Der Bau des neuen IBM-Rechenzentrums an der Gablonzer Straße wird weiter durch Schwierigkeiten an der Baugrube verzögert. Mittels Kiesaufschüttung hoffen die Bautechniker, dem Druck des Grundwassers zu begegnen und die Grube so stabiler zu machen. Gleichzeitig wird ständig die Belastung der Stützwände überprüft. Eine größere Anzahl längerer Anker sollen diese befestigen. Derweil läuft die Ausschreibung für die Leitungsverlegung für die Straße.Seite 16


Printausgabe vom 16.03.2004
IBM-Baugrube: Verstärkung ist notwendig
Von Petra Pfeifer
Oberursel. Rege Betriebsamkeit herrscht weiterhin auf der Baustelle an der Gablonzer Straße. Nachdem Anfang Januar die Bohrpfahlwand an der Längsseite dem Druck des Erdreiches nachgegeben hatte, war zwischenzeitlich angeordnet worden, die inzwischen 14 Meter tiefe Baugrube für das IBM-Rechenzentrum wieder um 6 Meter zu verfüllen. Gleichzeitig wurden einige Brunnen gebohrt, um den Wasserdruck auf die Wand zu verringern. Damit sollte eine Stabilisation der Baustelle erreicht werden (wir berichteten). Nun sind offensichtlich weitere Maßnahmen notwendig.

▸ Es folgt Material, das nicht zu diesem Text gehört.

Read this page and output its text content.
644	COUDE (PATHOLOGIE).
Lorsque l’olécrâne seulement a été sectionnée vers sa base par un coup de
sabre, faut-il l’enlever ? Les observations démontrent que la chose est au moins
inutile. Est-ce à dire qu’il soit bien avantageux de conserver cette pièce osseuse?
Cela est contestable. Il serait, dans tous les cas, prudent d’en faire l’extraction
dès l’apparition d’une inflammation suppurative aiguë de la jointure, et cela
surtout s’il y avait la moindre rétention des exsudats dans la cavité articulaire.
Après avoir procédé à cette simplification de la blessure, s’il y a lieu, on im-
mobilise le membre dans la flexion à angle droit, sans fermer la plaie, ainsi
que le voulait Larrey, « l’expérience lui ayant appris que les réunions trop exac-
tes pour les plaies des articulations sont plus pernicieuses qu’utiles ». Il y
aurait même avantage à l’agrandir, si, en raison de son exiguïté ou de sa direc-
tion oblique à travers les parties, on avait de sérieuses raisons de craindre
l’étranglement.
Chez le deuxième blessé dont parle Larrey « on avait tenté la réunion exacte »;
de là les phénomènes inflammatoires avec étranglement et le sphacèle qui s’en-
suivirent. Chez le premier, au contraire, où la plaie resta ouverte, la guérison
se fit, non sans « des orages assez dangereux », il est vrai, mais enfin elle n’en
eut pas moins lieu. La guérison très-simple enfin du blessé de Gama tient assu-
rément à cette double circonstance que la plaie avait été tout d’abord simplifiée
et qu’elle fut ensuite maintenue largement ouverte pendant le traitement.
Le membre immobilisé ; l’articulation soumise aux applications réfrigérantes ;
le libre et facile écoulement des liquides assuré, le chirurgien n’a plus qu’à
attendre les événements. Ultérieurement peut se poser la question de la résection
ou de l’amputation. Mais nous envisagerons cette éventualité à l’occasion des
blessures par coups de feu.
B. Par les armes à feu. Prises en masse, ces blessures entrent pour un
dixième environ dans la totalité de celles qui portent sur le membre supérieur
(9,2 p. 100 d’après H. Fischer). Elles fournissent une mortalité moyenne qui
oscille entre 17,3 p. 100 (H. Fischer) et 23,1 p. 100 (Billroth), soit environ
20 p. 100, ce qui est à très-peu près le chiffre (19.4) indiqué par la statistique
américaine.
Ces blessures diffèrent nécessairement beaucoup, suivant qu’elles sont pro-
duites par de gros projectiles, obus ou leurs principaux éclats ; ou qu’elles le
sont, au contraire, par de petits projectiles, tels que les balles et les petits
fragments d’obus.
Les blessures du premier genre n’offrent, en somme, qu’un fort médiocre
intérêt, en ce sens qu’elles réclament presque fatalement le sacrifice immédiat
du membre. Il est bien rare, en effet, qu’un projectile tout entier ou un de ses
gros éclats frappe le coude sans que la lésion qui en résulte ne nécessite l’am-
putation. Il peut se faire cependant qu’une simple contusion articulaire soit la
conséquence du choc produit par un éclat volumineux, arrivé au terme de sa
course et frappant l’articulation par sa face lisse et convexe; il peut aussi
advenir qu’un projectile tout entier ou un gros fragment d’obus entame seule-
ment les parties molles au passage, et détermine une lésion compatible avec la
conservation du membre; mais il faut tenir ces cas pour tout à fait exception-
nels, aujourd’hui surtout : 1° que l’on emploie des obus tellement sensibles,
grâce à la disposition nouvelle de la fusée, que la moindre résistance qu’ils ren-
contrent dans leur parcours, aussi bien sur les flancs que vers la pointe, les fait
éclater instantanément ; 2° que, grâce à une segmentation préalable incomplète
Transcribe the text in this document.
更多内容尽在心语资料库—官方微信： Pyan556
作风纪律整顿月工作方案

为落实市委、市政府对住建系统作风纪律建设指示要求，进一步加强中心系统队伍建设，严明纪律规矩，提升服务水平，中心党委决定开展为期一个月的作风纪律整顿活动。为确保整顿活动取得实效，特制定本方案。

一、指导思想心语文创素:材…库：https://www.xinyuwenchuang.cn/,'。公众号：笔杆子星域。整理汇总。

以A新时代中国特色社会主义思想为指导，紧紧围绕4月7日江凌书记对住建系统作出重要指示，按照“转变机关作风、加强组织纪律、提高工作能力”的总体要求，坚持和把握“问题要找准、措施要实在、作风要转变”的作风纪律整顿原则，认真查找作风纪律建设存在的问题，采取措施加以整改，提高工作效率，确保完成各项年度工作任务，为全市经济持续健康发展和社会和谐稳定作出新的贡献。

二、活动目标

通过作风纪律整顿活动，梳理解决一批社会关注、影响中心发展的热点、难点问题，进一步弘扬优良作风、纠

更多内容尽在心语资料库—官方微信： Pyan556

Weiterhin kommen Lastwagen in großer Stückzahl mit Kies herangefahren, der in die Grube geschüttet wird. Damit soll "an verschiedenen Stellen in der Grube genügend Gegendruck aufgebaut werden, um Brunnenbohrungen durchzuführen und damit den Druck des Grundwassers abzubauen", erklärt Peter Gerdemann, Leiter der Abteilung Öffentlichkeitsarbeit von IBM. Gleichzeitig wird anhand der installierten Messgeräte ständig die Belastung auf die Bohrpfahlwand überprüft, die durch so genannte Injektionsanker rundum gesichert ist.

Erhard Wolf, Teamleiter des Fachbereichs Hochbau des Hochtaunuskreises, hat fürs Verfüllen jedoch eine andere Erklärung. "Es sollen mehr und vermutlich auch längere Anker in das Erdreich getrieben werden, die die Wand sichern. Für diese Arbeiten müssen die Maschinen auf einem entsprechenden Niveau stehen, daher sind die erneuten Aufschüttungen notwendig", sagt der Diplom-Ingenieur.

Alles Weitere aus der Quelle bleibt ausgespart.